As a former lawyer, I have been following the discussion of blockchain’s potential to deliver smart contracts with interest. There are plenty of opportunities to disrupt the practice of law and improve its efficiency.

However smart contracts are an engineering solution to the problems of legal agreement. Attributing inefficiency to uncertainty, blockchain smart contracts are specific lists of steps with self-executing value. Financial transactions are an example of where the basis of value exchange can usually be specifically identified and self-executing contracts may well replace the many standard agreements that underpin financial market transactions like ISDAs.

Not all agreements are better when the steps are precisely specified. Most legal agreements aren’t a value exchange. They are a risk exchange. One party specifies a desired outcome and the value attached and leaves the method of achieving that outcome mostly open. The purchaser allocates the risk of delivery for a fixed cost to the person who wants that risk and is usually better placed to manage changing circumstances. More specification usually gets in the way of efficient delivery because it prevents adaptation and the ability to leverage new information. Most legal disputes occur when the parties specified the wrong future scenarios or they began from diverging understandings of the outcomes.

Distributed Autonomous Organisations.

Currently there is a buzz about the idea of using blockchain to form and manage a Distributed Autonomous Organisation. Essentially people trade claims on the blockchain for units in the DAO. Those units come with voting rights and a share of the outcomes of the DAO. Examples so far look like cooperative investment funds not unlike historical mutuals.

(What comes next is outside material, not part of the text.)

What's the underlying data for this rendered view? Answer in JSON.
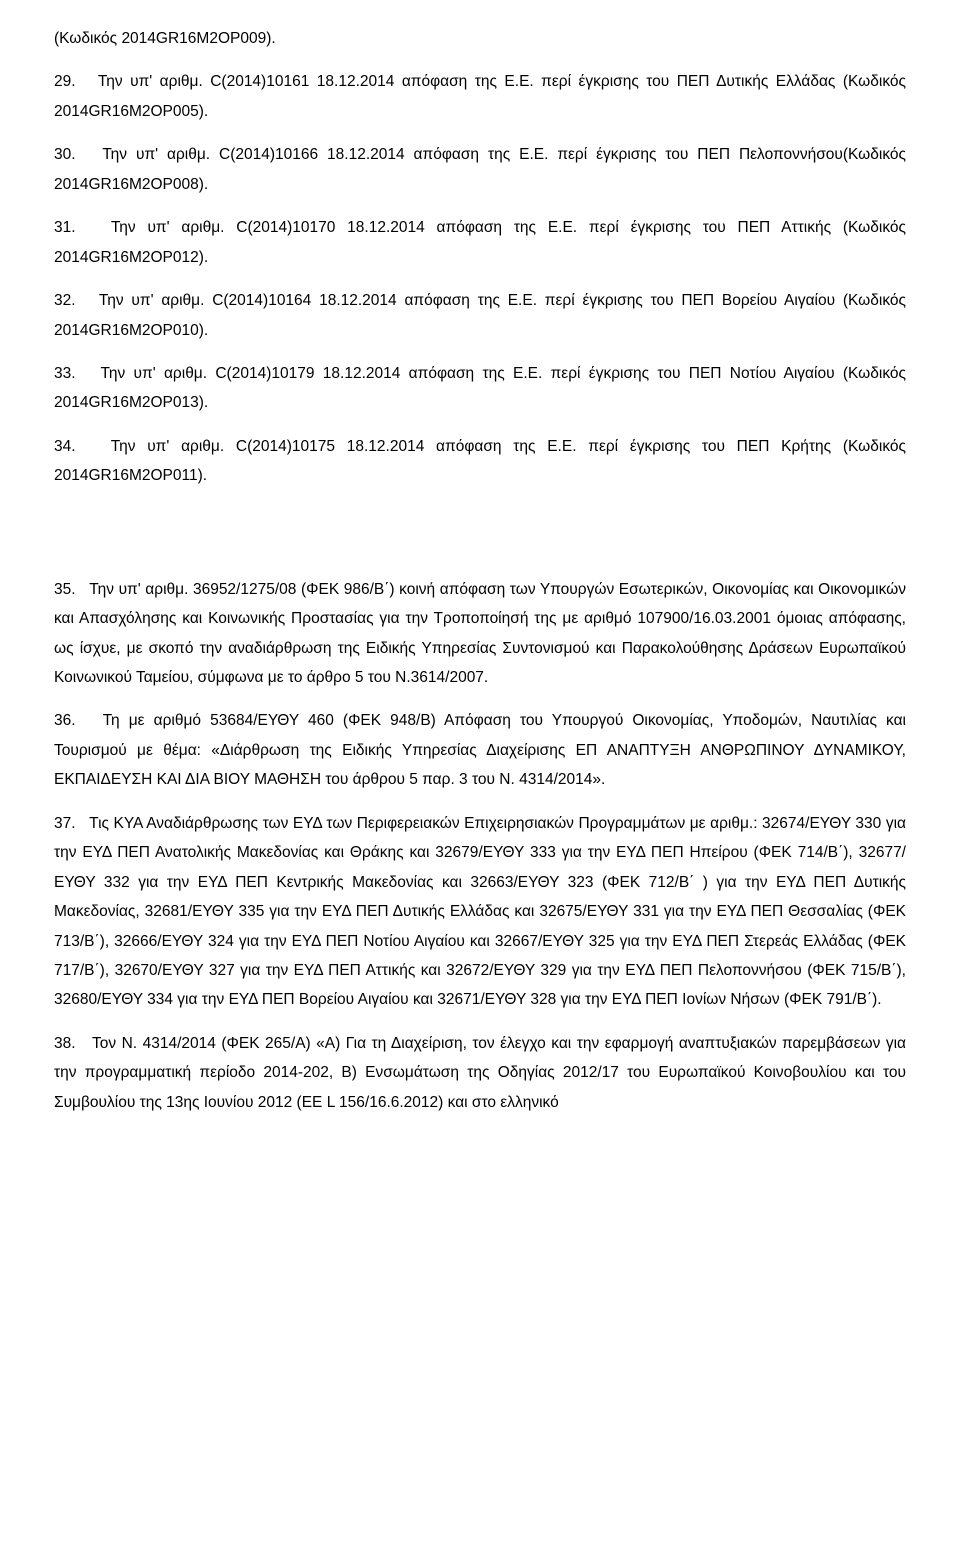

The challenge ahead for DAOs is to step beyond the precision of financial transactions. Corporations manage uncertainty through agency. Self-executing value tied to precise actions needs an ability to be precise. How will DAOs adapt to changing circumstances and methods of execution? Intriguingly some of the non-financial discussions of DAOs are drawn back to financial speculation given the strength of our precision mindset and the financial speculation opportunities it presents.

Complexity not Precision.

The challenge for the future of work is to better manage complexity not deliver greater precision. We are in the early days of the blockchain revolution and more innovations will come. We need those innovations to move beyond precision and financial transactions to more complex domains of uncertainty, learning and risk allocation.